Exploring mass spectrometry technologies to decipher metabolomic shifts during the floral transition in Arabidopsis thaliana
Abstract
As sessile organisms, plants have evolved a multitude of mechanisms to acclimate to their environment. This enables the plant to optimise development and reproduction, and fight off or resist both biotic and abiotic stresses they may encounter through their life cycles. One such mechanism is a communication system involving the release of volatile organic compounds (VOCs). VOCs are produced from different biosynthetic pathways, by nearly all plant tissues, and under diverse physiological processes, thus providing a rich complexity. VOCs are extensively studied but little is known about their biosynthesis and biological functions.
With the aim of discovering new VOCs, this thesis explores various mass spectrometry (MS) methods to select compounds of interest that are involved in plant development, specifically during the floral meristem transition. The Headspace Solid Phase Micro-Extraction Gas Chromatography (HS-SPME-GM/MS) method was used throughout the thesis for VOC analysis, while a solvent extraction protocol was adopted to isolate polar and lipophilic metabolites in the last chapter.

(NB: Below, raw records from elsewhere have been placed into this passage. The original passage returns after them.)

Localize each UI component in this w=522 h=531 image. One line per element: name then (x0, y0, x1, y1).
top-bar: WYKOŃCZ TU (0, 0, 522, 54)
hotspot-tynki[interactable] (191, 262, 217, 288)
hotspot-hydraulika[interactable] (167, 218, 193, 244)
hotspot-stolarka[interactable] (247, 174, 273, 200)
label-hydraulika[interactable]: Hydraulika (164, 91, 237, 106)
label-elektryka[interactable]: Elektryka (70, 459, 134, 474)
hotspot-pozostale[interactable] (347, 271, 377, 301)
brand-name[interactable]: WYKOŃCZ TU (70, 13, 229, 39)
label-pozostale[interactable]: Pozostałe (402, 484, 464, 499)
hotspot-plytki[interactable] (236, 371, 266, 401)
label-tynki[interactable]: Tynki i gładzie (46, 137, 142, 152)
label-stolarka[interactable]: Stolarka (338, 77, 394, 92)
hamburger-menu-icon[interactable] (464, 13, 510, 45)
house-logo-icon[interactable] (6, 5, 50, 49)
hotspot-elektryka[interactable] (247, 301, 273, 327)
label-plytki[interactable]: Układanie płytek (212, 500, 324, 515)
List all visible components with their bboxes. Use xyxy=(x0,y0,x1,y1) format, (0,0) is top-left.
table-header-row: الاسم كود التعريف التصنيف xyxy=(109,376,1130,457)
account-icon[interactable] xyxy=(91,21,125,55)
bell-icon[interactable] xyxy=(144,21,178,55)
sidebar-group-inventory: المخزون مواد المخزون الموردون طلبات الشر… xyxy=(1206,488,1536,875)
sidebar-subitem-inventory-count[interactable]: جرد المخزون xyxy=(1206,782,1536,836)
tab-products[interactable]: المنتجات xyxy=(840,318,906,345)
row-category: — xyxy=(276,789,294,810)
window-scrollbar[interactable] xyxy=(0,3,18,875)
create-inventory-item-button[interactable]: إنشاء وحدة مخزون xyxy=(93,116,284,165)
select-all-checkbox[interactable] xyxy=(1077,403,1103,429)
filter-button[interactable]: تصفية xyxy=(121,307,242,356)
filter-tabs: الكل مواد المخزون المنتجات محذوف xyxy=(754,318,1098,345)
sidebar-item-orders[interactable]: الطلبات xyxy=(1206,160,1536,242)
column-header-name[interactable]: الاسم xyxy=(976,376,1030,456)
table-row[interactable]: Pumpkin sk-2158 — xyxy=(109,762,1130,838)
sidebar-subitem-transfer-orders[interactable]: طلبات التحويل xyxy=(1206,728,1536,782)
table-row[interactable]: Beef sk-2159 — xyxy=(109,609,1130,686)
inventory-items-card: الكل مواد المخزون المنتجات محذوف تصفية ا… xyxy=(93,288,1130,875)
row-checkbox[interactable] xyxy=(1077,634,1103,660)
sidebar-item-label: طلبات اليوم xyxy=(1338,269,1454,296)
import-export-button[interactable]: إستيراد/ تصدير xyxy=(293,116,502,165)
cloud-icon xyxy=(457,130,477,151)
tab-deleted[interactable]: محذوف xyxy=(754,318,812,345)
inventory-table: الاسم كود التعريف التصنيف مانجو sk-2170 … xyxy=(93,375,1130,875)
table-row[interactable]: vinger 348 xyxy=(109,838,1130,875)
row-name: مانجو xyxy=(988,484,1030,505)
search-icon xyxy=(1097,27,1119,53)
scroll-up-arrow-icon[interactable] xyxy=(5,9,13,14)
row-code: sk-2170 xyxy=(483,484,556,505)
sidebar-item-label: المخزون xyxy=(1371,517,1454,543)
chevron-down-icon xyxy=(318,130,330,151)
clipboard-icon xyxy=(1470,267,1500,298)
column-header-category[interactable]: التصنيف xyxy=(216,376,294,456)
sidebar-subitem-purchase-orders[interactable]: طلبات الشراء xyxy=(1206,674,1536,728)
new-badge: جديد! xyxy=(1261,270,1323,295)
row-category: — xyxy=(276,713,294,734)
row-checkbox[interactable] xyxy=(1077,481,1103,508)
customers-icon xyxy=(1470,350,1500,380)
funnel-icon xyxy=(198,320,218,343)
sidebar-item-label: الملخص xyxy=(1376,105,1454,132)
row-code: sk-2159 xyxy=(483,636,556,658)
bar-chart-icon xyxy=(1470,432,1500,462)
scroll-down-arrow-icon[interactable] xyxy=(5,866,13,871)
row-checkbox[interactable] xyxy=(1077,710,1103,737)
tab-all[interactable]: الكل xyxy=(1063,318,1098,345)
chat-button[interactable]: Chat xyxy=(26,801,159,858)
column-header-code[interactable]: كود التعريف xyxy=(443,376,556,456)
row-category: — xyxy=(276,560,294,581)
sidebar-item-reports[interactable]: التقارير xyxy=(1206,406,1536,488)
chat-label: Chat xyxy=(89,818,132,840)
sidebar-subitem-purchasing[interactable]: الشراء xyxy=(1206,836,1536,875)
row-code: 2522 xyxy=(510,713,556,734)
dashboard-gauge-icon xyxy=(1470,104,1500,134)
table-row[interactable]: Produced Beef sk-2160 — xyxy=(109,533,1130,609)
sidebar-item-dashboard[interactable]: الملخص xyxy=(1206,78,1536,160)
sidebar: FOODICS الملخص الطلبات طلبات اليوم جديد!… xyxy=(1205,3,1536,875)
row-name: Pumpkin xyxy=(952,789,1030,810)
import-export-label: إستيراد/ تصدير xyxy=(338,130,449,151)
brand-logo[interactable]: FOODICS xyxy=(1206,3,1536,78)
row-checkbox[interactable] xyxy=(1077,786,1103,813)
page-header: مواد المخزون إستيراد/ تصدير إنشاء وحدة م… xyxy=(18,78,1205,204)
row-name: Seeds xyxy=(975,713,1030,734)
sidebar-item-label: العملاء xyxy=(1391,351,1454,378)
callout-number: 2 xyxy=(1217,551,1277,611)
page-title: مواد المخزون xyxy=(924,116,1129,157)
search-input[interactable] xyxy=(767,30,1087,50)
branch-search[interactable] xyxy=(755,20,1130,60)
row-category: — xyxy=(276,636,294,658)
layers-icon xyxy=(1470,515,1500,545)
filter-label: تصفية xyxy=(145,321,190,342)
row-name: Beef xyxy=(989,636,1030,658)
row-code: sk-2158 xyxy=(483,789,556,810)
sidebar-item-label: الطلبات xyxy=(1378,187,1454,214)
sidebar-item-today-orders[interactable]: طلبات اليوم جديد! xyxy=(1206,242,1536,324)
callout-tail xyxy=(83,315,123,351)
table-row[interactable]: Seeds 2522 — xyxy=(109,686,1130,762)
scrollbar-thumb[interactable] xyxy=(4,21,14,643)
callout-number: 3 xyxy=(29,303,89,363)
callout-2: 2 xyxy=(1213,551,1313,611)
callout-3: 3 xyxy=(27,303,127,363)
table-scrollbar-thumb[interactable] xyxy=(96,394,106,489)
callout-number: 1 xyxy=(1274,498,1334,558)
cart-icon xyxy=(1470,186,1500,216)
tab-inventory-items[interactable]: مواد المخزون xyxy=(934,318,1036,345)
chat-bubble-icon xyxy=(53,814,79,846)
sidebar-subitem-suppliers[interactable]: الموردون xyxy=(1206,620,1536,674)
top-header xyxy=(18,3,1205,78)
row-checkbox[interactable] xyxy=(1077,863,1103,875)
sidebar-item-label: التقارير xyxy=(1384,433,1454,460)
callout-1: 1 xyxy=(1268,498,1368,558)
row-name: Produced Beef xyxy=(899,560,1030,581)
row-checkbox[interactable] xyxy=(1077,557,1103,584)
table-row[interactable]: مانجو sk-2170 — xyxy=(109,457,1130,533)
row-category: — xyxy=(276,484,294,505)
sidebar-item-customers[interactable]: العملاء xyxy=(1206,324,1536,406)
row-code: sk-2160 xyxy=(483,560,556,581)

The primary objective of this thesis is to enhance our understanding of an uncharacterised signal, ACS1, that accumulates in the clb5 mutant, causing an early halt in the carotenogenesis pathway, triggering the conversion of the vegetative meristem into a floral meristem early in development in Arabidopsis thaliana. Three results chapters will contribute to achieving this goal. The aim of the first chapter is to identify distinct chemical signatures depending on the tissue type from which the VOCs are emitted from in Arabidopsis. The VOCs released by each tissue type were investigated in detail by classifying them based on their biological function and/or the chemical group. This study allowed the identification of 197 VOCs emitted by the whole plant, of which only 73 having been previously detected in Arabidopsis. Regarding VOC abundance, this study shows that VOCs were emitted with a 10-fold change in developing buds compared to the other tissues, suggesting a high metabolomic dynamic within this particular tissue. Overall, this chapter expands our knowledge of VOCs released under normal growth, which may have important role(s) in plant development beyond their functions as pollinator attractants or defence against stresses.

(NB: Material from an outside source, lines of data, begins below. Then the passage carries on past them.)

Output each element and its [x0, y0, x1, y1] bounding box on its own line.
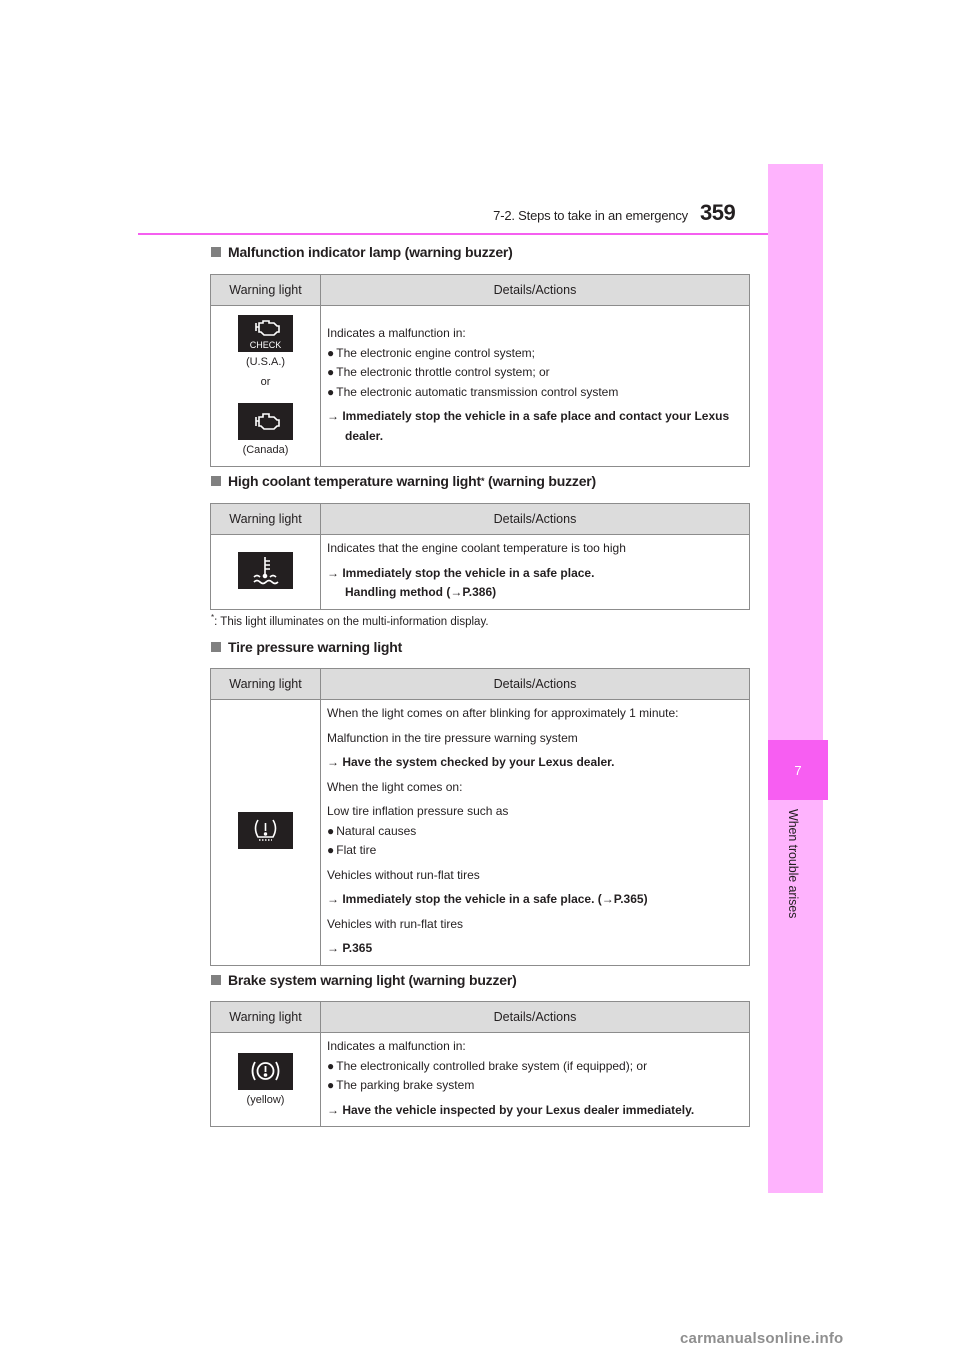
details-line: Low tire inflation pressure such as — [327, 804, 509, 818]
details-bullet: Natural causes — [327, 822, 743, 842]
icon-caption-canada: (Canada) — [242, 444, 289, 456]
square-bullet-icon — [211, 247, 221, 257]
chapter-number[interactable]: 7 — [768, 740, 828, 800]
square-bullet-icon — [211, 975, 221, 985]
col-header-warning-light: Warning light — [210, 274, 321, 306]
icon-caption-usa: (U.S.A.) — [245, 356, 286, 368]
col-header-warning-light: Warning light — [210, 668, 321, 700]
col-header-warning-light: Warning light — [210, 1001, 321, 1033]
details-cell: Indicates a malfunction in: The electron… — [320, 1032, 750, 1127]
icon-caption-color: (yellow) — [246, 1093, 285, 1106]
details-cell: Indicates a malfunction in: The electron… — [320, 305, 750, 467]
details-action: → Have the system checked by your Lexus … — [327, 755, 615, 769]
details-bullet: Flat tire — [327, 841, 743, 861]
section-title-text: Malfunction indicator lamp (warning buzz… — [228, 244, 513, 260]
details-line: Malfunction in the tire pressure warning… — [327, 730, 578, 745]
details-intro: Indicates that the engine coolant temper… — [327, 541, 626, 555]
details-line: When the light comes on: — [327, 779, 463, 794]
chapter-title: When trouble arises — [786, 809, 800, 919]
square-bullet-icon — [211, 476, 221, 486]
warning-light-cell: CHECK (U.S.A.) or (Canada) — [210, 305, 321, 467]
warning-table-brake: Warning light Details/Actions (yellow) I… — [210, 1001, 750, 1127]
section-heading-malfunction: Malfunction indicator lamp (warning buzz… — [211, 244, 513, 260]
section-title-text: Brake system warning light (warning buzz… — [228, 972, 517, 988]
col-header-details: Details/Actions — [320, 668, 750, 700]
details-bullet: The electronic throttle control system; … — [327, 363, 743, 383]
details-intro: Indicates a malfunction in: — [327, 326, 466, 340]
details-action: → Immediately stop the vehicle in a safe… — [327, 565, 595, 580]
details-action: → Immediately stop the vehicle in a safe… — [327, 409, 730, 423]
details-cell: When the light comes on after blinking f… — [320, 699, 750, 966]
details-action-cont: dealer. — [345, 428, 384, 443]
details-cell: Indicates that the engine coolant temper… — [320, 534, 750, 610]
chapter-side-tab: 7 When trouble arises — [768, 164, 828, 1193]
section-heading-brake: Brake system warning light (warning buzz… — [211, 972, 517, 988]
watermark: carmanualsonline.info — [680, 1330, 844, 1347]
details-line: When the light comes on after blinking f… — [327, 706, 679, 720]
engine-icon — [238, 403, 293, 440]
details-line: Vehicles with run-flat tires — [327, 916, 464, 931]
col-header-warning-light: Warning light — [210, 503, 321, 535]
details-bullet: The parking brake system — [327, 1076, 743, 1096]
col-header-details: Details/Actions — [320, 1001, 750, 1033]
section-title: 7-2. Steps to take in an emergency — [493, 208, 688, 223]
details-bullet: The electronically controlled brake syst… — [327, 1057, 743, 1077]
details-action: → P.365 — [327, 941, 373, 955]
details-action-cont[interactable]: Handling method (→P.386) — [327, 583, 743, 603]
details-bullet: The electronic automatic transmission co… — [327, 383, 743, 403]
coolant-temperature-icon — [238, 551, 293, 589]
warning-light-cell — [210, 699, 321, 966]
warning-light-cell — [210, 534, 321, 610]
warning-light-cell: (yellow) — [210, 1032, 321, 1127]
tire-pressure-icon — [238, 812, 293, 850]
col-header-details: Details/Actions — [320, 274, 750, 306]
header-divider — [138, 233, 768, 235]
details-line: Vehicles without run-flat tires — [327, 867, 480, 882]
details-bullet: The electronic engine control system; — [327, 344, 743, 364]
footnote-text: : This light illuminates on the multi-in… — [214, 615, 489, 628]
footnote: *: This light illuminates on the multi-i… — [211, 613, 489, 628]
check-engine-icon: CHECK — [238, 315, 293, 352]
col-header-details: Details/Actions — [320, 503, 750, 535]
section-title-text: Tire pressure warning light — [228, 639, 403, 655]
details-intro: Indicates a malfunction in: — [327, 1039, 466, 1053]
brake-system-icon — [238, 1052, 293, 1090]
section-heading-coolant: High coolant temperature warning light * … — [211, 473, 596, 489]
warning-table-tire-pressure: Warning light Details/Actions When the l… — [210, 668, 750, 966]
square-bullet-icon — [211, 642, 221, 652]
details-action: → Have the vehicle inspected by your Lex… — [327, 1102, 695, 1117]
warning-table-coolant: Warning light Details/Actions Indicates … — [210, 503, 750, 610]
page-number: 359 — [700, 200, 736, 225]
section-title-text: High coolant temperature warning light — [228, 473, 481, 489]
svg-text:CHECK: CHECK — [250, 340, 282, 350]
section-title-suffix: (warning buzzer) — [484, 473, 597, 489]
section-heading-tire-pressure: Tire pressure warning light — [211, 639, 402, 655]
warning-table-malfunction: Warning light Details/Actions CHECK (U.S… — [210, 274, 750, 467]
icon-separator: or — [260, 376, 271, 388]
details-action: → Immediately stop the vehicle in a safe… — [327, 892, 648, 906]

Through an optimisation of the HS-SPME-GC/MS method, the second chapter focuses on the understanding of metabolomic shifts during floral development by identifying VOCs involved through all developmental stages. A temporal analysis determined that 4 VOCs could play a role in floral meristem transition. Additionally, a genetic approach was adopted to decipher organ speciation, involving the study of four homeotic floral gene mutants.

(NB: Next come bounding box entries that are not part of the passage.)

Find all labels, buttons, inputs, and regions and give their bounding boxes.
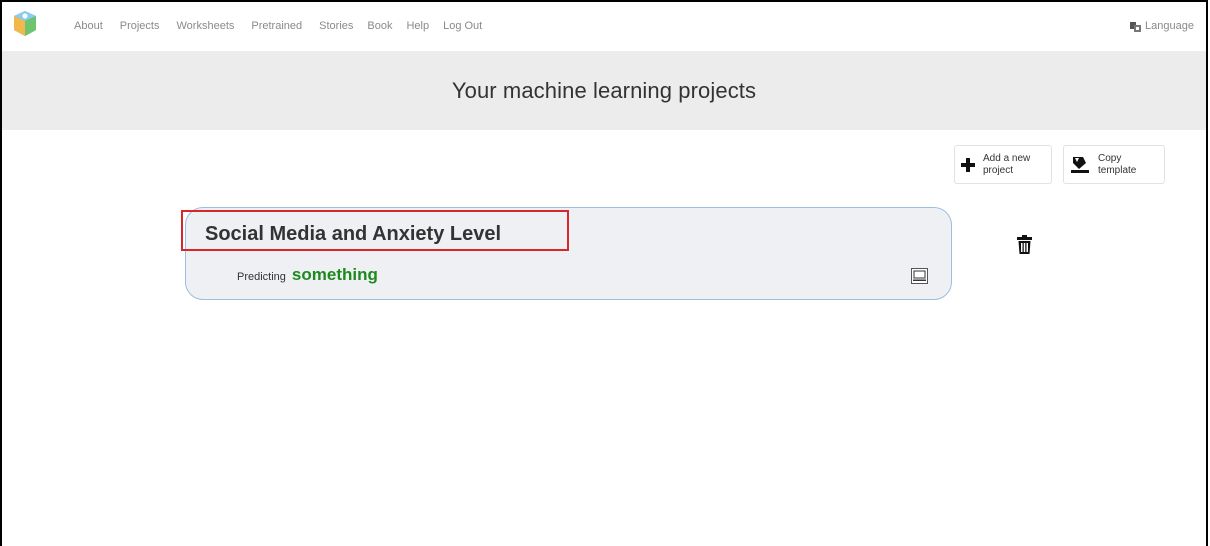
trash-icon[interactable] <box>1017 235 1032 254</box>
project-title[interactable]: Social Media and Anxiety Level <box>205 223 501 246</box>
copy-template-icon <box>1070 155 1090 175</box>
nav-book[interactable]: Book <box>367 20 392 32</box>
language-selector[interactable]: Language <box>1130 20 1194 32</box>
nav-projects[interactable]: Projects <box>120 20 160 32</box>
computer-icon <box>911 268 928 284</box>
page-title: Your machine learning projects <box>451 77 757 103</box>
nav-links: About Projects Worksheets Pretrained Sto… <box>74 20 499 32</box>
project-predicting: Predicting something <box>237 265 378 285</box>
language-label: Language <box>1145 20 1194 32</box>
nav-stories[interactable]: Stories <box>319 20 353 32</box>
predicting-label: Predicting <box>237 271 286 283</box>
plus-icon <box>961 157 975 172</box>
copy-template-label: Copy template <box>1098 152 1137 176</box>
nav-logout[interactable]: Log Out <box>443 20 482 32</box>
add-project-label: Add a new project <box>983 152 1031 176</box>
top-navbar: About Projects Worksheets Pretrained Sto… <box>2 2 1206 51</box>
page-banner: Your machine learning projects <box>2 51 1206 130</box>
nav-pretrained[interactable]: Pretrained <box>251 20 302 32</box>
language-icon <box>1130 21 1142 32</box>
nav-worksheets[interactable]: Worksheets <box>177 20 235 32</box>
predicting-value: something <box>291 265 378 284</box>
project-card[interactable]: Social Media and Anxiety Level Predictin… <box>185 207 952 300</box>
copy-template-button[interactable]: Copy template <box>1063 145 1165 184</box>
nav-help[interactable]: Help <box>406 20 429 32</box>
logo-icon[interactable] <box>13 10 37 38</box>
add-project-button[interactable]: Add a new project <box>954 145 1052 184</box>
nav-about[interactable]: About <box>74 20 103 32</box>
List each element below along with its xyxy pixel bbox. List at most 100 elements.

In the last chapter, a deeper investigation was carried out into mutants in the carotenogenesis pathway to decipher the floral transition. The clb5 mutant was shown to display important remodelling of the gene regulatory system, accumulating a signal that trigger a very early floral meristem transition. The aim of this chapter is to potential signalling molecules and identify the signalling pathways in which they are involved. Consequently, the analysis of the VOCs, polar compounds, and lipophilic compounds released by the shoot apical meristem unveiled 12 unknown compounds, yet to be fully characterised, that play a role in floral transition. These findings suggest, for the first time, that carotenoids are intricately involved in the initiation of floral development.
Overall, the results presented in this thesis extend our global understanding of VOC roles and their significance in plant development. Through chemical fingerprint analysis and the elucidation of the floral transition, MS technologies open up new avenues for the discovery of VOCs and their potential application in crops to enhance plant growth, yield, and protection against various stresses.